Ainsi, Bienvenue chez les Ch’tis, dont Boon a pondu le scénario en collaboration avec Franck Magnier et Alexandre Charlot, deux des coscénaristes d’Astérix aux Jeux Olympiques (sans commentaire…), se rapproche davantage d’un épisode pilote d’une sitcom populaire gonflée pour le grand écran que d’une oeuvre cinématographique. Est-ce une bonne raison de bouder son plaisir? Que nenni!

Une fois le choc culturel passé et le patois assimilé – on aura droit à une laborieuse leçon de ch’ti afin d’y arriver -, force est d’admettre que le tandem que forment Kad Merad, pauvre sudiste envoyé à Nord-Pas-de-Calais pour avoir tenté d’obtenir une promotion sur la Côte d’Azur afin de plaire à sa femme dépressive (Zoé Félix), et Dany Boon, employé des postes vivant chez sa mère (Renaud) qui en pince pour une jolie postière (Anne Marivin), fonctionne à merveille.

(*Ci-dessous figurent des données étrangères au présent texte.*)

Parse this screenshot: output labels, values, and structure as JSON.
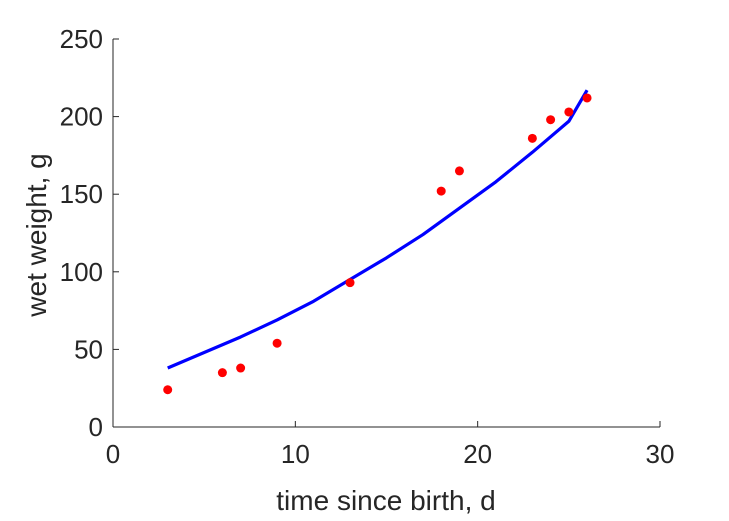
{
  "chart_data": {
    "type": "scatter",
    "xlabel": "time since birth, d",
    "ylabel": "wet weight, g",
    "xlim": [
      0,
      30
    ],
    "ylim": [
      0,
      250
    ],
    "x_ticks": [
      0,
      10,
      20,
      30
    ],
    "y_ticks": [
      0,
      50,
      100,
      150,
      200,
      250
    ],
    "x_tick_labels": [
      "0",
      "10",
      "20",
      "30"
    ],
    "y_tick_labels": [
      "0",
      "50",
      "100",
      "150",
      "200",
      "250"
    ],
    "grid": false,
    "series": [
      {
        "kind": "points",
        "color": "#ff0000",
        "x": [
          3,
          6,
          7,
          9,
          13,
          18,
          19,
          23,
          24,
          25,
          26
        ],
        "y": [
          24,
          35,
          38,
          54,
          93,
          152,
          165,
          186,
          198,
          203,
          212
        ]
      },
      {
        "kind": "line",
        "color": "#0000ff",
        "x": [
          3,
          5,
          7,
          9,
          11,
          13,
          15,
          17,
          19,
          21,
          23,
          25,
          26
        ],
        "y": [
          38,
          48,
          58,
          69,
          81,
          95,
          109,
          124,
          141,
          158,
          177,
          197,
          217
        ]
      }
    ]
  }
}
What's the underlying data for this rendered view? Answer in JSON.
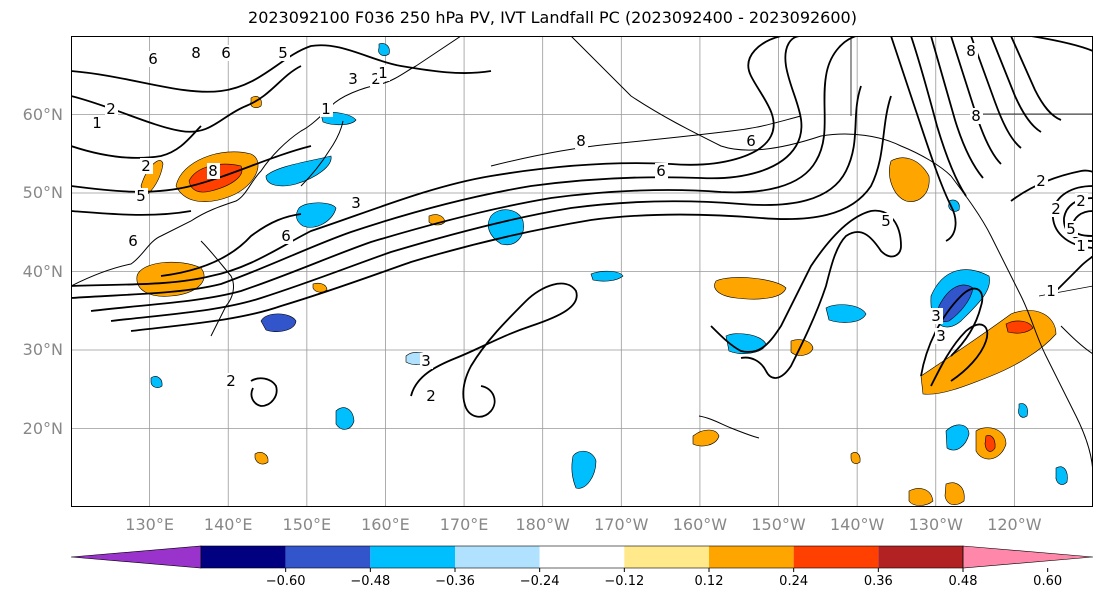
{
  "title": "2023092100 F036 250 hPa PV, IVT Landfall PC (2023092400 - 2023092600)",
  "map": {
    "lat_labels": [
      "60°N",
      "50°N",
      "40°N",
      "30°N",
      "20°N"
    ],
    "lat_values": [
      60,
      50,
      40,
      30,
      20
    ],
    "lon_labels": [
      "130°E",
      "140°E",
      "150°E",
      "160°E",
      "170°E",
      "180°W",
      "170°W",
      "160°W",
      "150°W",
      "140°W",
      "130°W",
      "120°W"
    ],
    "lon_values": [
      130,
      140,
      150,
      160,
      170,
      180,
      190,
      200,
      210,
      220,
      230,
      240
    ],
    "lat_range": [
      10,
      70
    ],
    "lon_range": [
      120,
      250
    ],
    "contour_labels": [
      "6",
      "8",
      "6",
      "5",
      "3",
      "1",
      "2",
      "8",
      "6",
      "6",
      "2",
      "1",
      "5",
      "3",
      "2",
      "1",
      "8",
      "6",
      "6",
      "5",
      "8",
      "3",
      "3",
      "2",
      "3",
      "2",
      "1",
      "2",
      "2",
      "5",
      "2",
      "8",
      "1"
    ]
  },
  "colorbar": {
    "tick_labels": [
      "−0.60",
      "−0.48",
      "−0.36",
      "−0.24",
      "−0.12",
      "0.12",
      "0.24",
      "0.36",
      "0.48",
      "0.60"
    ],
    "colors": [
      "#9933cc",
      "#000080",
      "#3355cc",
      "#00bfff",
      "#b0e2ff",
      "#ffffff",
      "#ffe98a",
      "#ffa500",
      "#ff4000",
      "#b22222",
      "#ff88aa"
    ]
  }
}
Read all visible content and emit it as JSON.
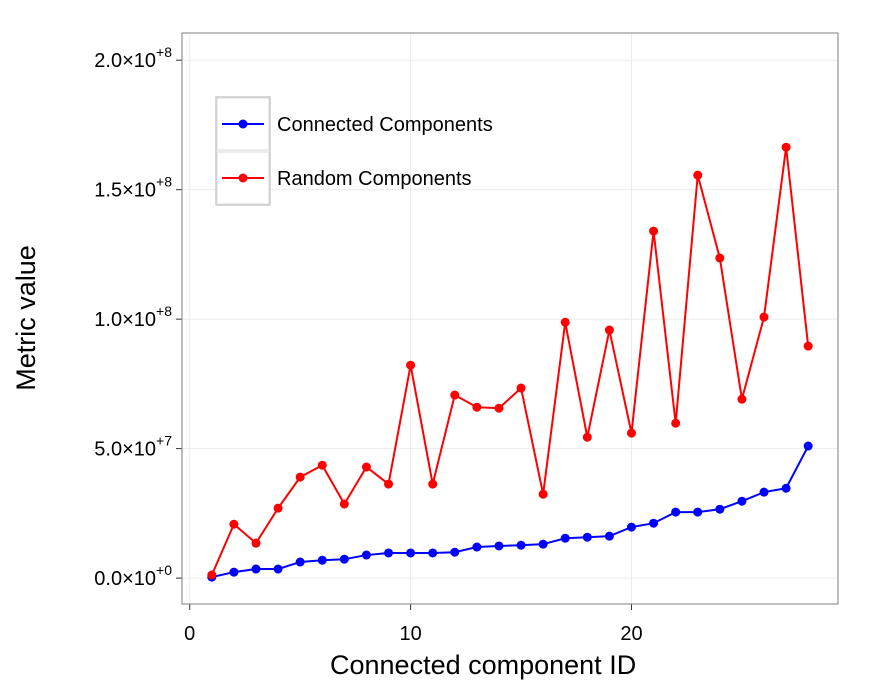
{
  "chart_data": {
    "type": "line",
    "x_label": "Connected component ID",
    "y_label": "Metric value",
    "x": [
      1,
      2,
      3,
      4,
      5,
      6,
      7,
      8,
      9,
      10,
      11,
      12,
      13,
      14,
      15,
      16,
      17,
      18,
      19,
      20,
      21,
      22,
      23,
      24,
      25,
      26,
      27,
      28
    ],
    "series": [
      {
        "name": "Connected Components",
        "color": "#0000ff",
        "values": [
          400000,
          2300000,
          3500000,
          3500000,
          6200000,
          6900000,
          7300000,
          8900000,
          9700000,
          9700000,
          9700000,
          10000000,
          12000000,
          12400000,
          12700000,
          13100000,
          15400000,
          15800000,
          16200000,
          19700000,
          21200000,
          25500000,
          25500000,
          26600000,
          29700000,
          33200000,
          34700000,
          51000000
        ]
      },
      {
        "name": "Random Components",
        "color": "#ff0000",
        "values": [
          1200000,
          20800000,
          13500000,
          27000000,
          39000000,
          43600000,
          28600000,
          42900000,
          36300000,
          82200000,
          36300000,
          70700000,
          66000000,
          65600000,
          73400000,
          32400000,
          98800000,
          54400000,
          95800000,
          56000000,
          134000000,
          59800000,
          155600000,
          123600000,
          69100000,
          100800000,
          166400000,
          89600000
        ]
      }
    ],
    "xlim": [
      -0.35,
      29.35
    ],
    "xticks": [
      0,
      10,
      20
    ],
    "ylim": [
      -10000000,
      210500000
    ],
    "yticks": [
      {
        "value": 0,
        "label": "0.0×10",
        "exponent": "+0"
      },
      {
        "value": 50000000,
        "label": "5.0×10",
        "exponent": "+7"
      },
      {
        "value": 100000000,
        "label": "1.0×10",
        "exponent": "+8"
      },
      {
        "value": 150000000,
        "label": "1.5×10",
        "exponent": "+8"
      },
      {
        "value": 200000000,
        "label": "2.0×10",
        "exponent": "+8"
      }
    ],
    "grid": true,
    "legend_position": "top-left"
  }
}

On pourrait même dire que tout le film repose essentiellement sur la chimie opérant entre les deux acteurs-humoristes.

De fait, avec son intrigue plutôt ténue prétexte à vanter les charmes du nord de la France – merci pour les pittoresques cartes postales -, Bienvenue chez les Ch’tis se présente en une suite de saynètes, par moments reliées assez mollement ou sans grande idée de mise en scène, où l’on se plaît à se moquer avec gentillesse, voire de façon inoffensive, des différences culturelles entre le nord et le sud. Malgré tout, le séjour en terre ch’ti nous aura paru sympa et rigolo et les personnages, des plus attachants.